Agora quero falar de uma rodinha de que participei inúmeras vezes e da qual morro de saudade. A rodinha do bate-papo se dava em frente à tapeçaria do Otávio e do Batista, na mesma rua da Bótchia, em frente à oficina Ford dos Maionchi. Quatro horas da tarde, com o calorão que faz em Monte, a gente conversava sentado nas soleiras das portas da tapeçaria e nas guias da sarjeta. O Otávio e o Batista também participavam ativamente, nem por isto paravam de trabalhar ou com suas agulhas ou com suas máquinas. Ali paravam o Nino Maionchi, muitas vezes o Noninho também Maionchi, o Fochi que vinha lá do bar da esquina, o Sr. Zeca de Souza, avô da Dirce Mara, minha esposa atual, que teve um empório vizinho ao lado da tapeçaria, o Siriaco, quando não tinha serviço na sua marcenaria, que ficava na esquina de baixo e uma pessoa muito querida de nosso grupo e de muita gente da cidade, o excelente cidadão Lavínio Luchesi, que morava com dona Luminda na casa da esquina, vizinhos que eram da família do Sr. Osvaldo Peresi.

Vista parcial da Represa Lavínio Luchesi, a Represa dos Sonhos

O Dr. Lavínio já tinha sido prefeito da cidade, foi deputado, era agrônomo de alto conhecimento, era um cidadão tranquilo, acabolclado apesar do sobrenome italiano, fumava cigarro de palha, lavrava a terra de sua magnífica fazenda, sentava-se no fio da  guia da sarjeta e conversava sobre tudo, mostrando sempre experiência da vida, sensatez e respeito às opiniões contrárias a dele. Dr. Lavínio era família, pai da Aurea, do Lavininho, do Vinícius, da Cristina e da Márcia; Dr. Lavínio tinha conhecimento administrativo para servir a grandes cidades, e nós, da sua roda da calçada, éramos os privilegiados que podíamos trocar com ele ideias sobre plantas, sobre animais, sobre problemas do município, sobre política estadual e nacional, era mestre na sua simplicidade cativante. Virou nome de rua, de represa e no Google não se encontra uma só palavra sobre o homem, sua vida, sua brilhante carreira, sua enorme contribuição à cidade, à região, ao país, lá só se fala na Represa dos Sonhos que ele criou.

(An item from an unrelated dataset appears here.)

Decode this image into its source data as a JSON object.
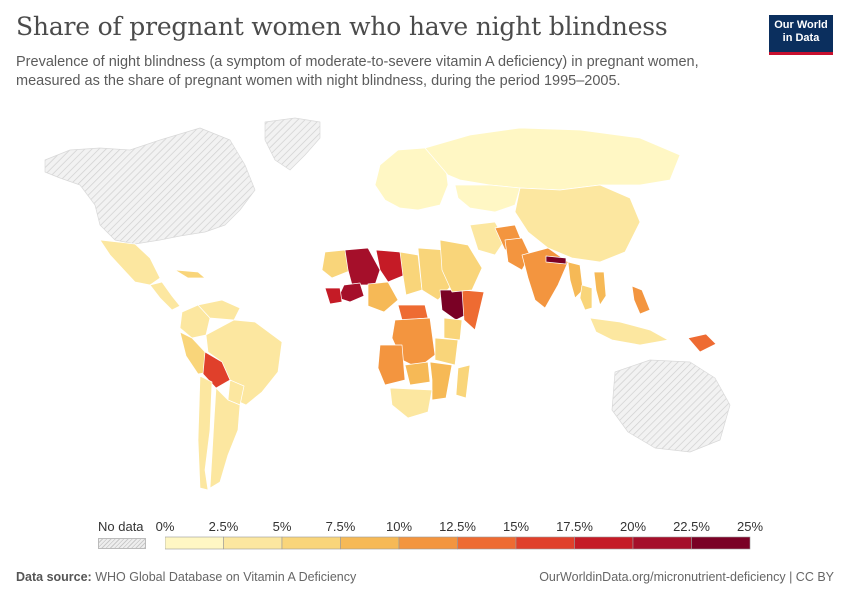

Não posso deixar de narrar para meus leitores um episódio que coroou de vez minha veneração pelo Dr. Lávínio Luchesi. Estávamos em 1968, ano em que ia se realizar, em outubro, a primeira eleição direta desde o golpe militar de 1964; coincidentemente eu e meus colegas de prisão política íamos ser finalmente julgados, em novembro, pela justiça comum de São José do Rio Preto. Como eu escrevia crônicas para a Rádio Difusora, tornei-me popular na cidade, fui instado com insistência a colaborar com as campanhas políticas, mas, além da aversão que eu tenho por isto, fui aconselhado a fingir de morto durante todo o transcurso da campanha política, por meu advogado. Eu ia indo para casa, em frente ao antigo Banco do Brasil, na esquina da Praça São João, quando o Dr. Lavínio, candidato, meio contra a vontade, a prefeito, dirigindo seu Gordini verde, me avistou, estacionou e me chamou. Conversamos eu em pé na rua e ele dentro do carro, quando ele me disse, com estas palavras que gravei na memória: “Professor, eu estou sabendo do seu problema na justiça este ano; por esta razão o senhor está liberado de qualquer posicionamento nesta campanha, de qualquer manifestação em apoio à minha candidatura se for o caso, pense na sua segurança e na de sua família. Se eu merecer o seu voto silencioso, ficarei muito honrado!”. Eu concordei com a cabeça, fiquei em silêncio e emocionado, e no íntimo pensei: já ganhou meu voto!  Lavínio Luchesi, este era um Homem, como  todos devíamos ser. Voltarei a focalizá-lo, tenho muita coisa para contar dele e o meu leitor merece conhecer melhor este ilustre e admirável cidadão desta querida terra.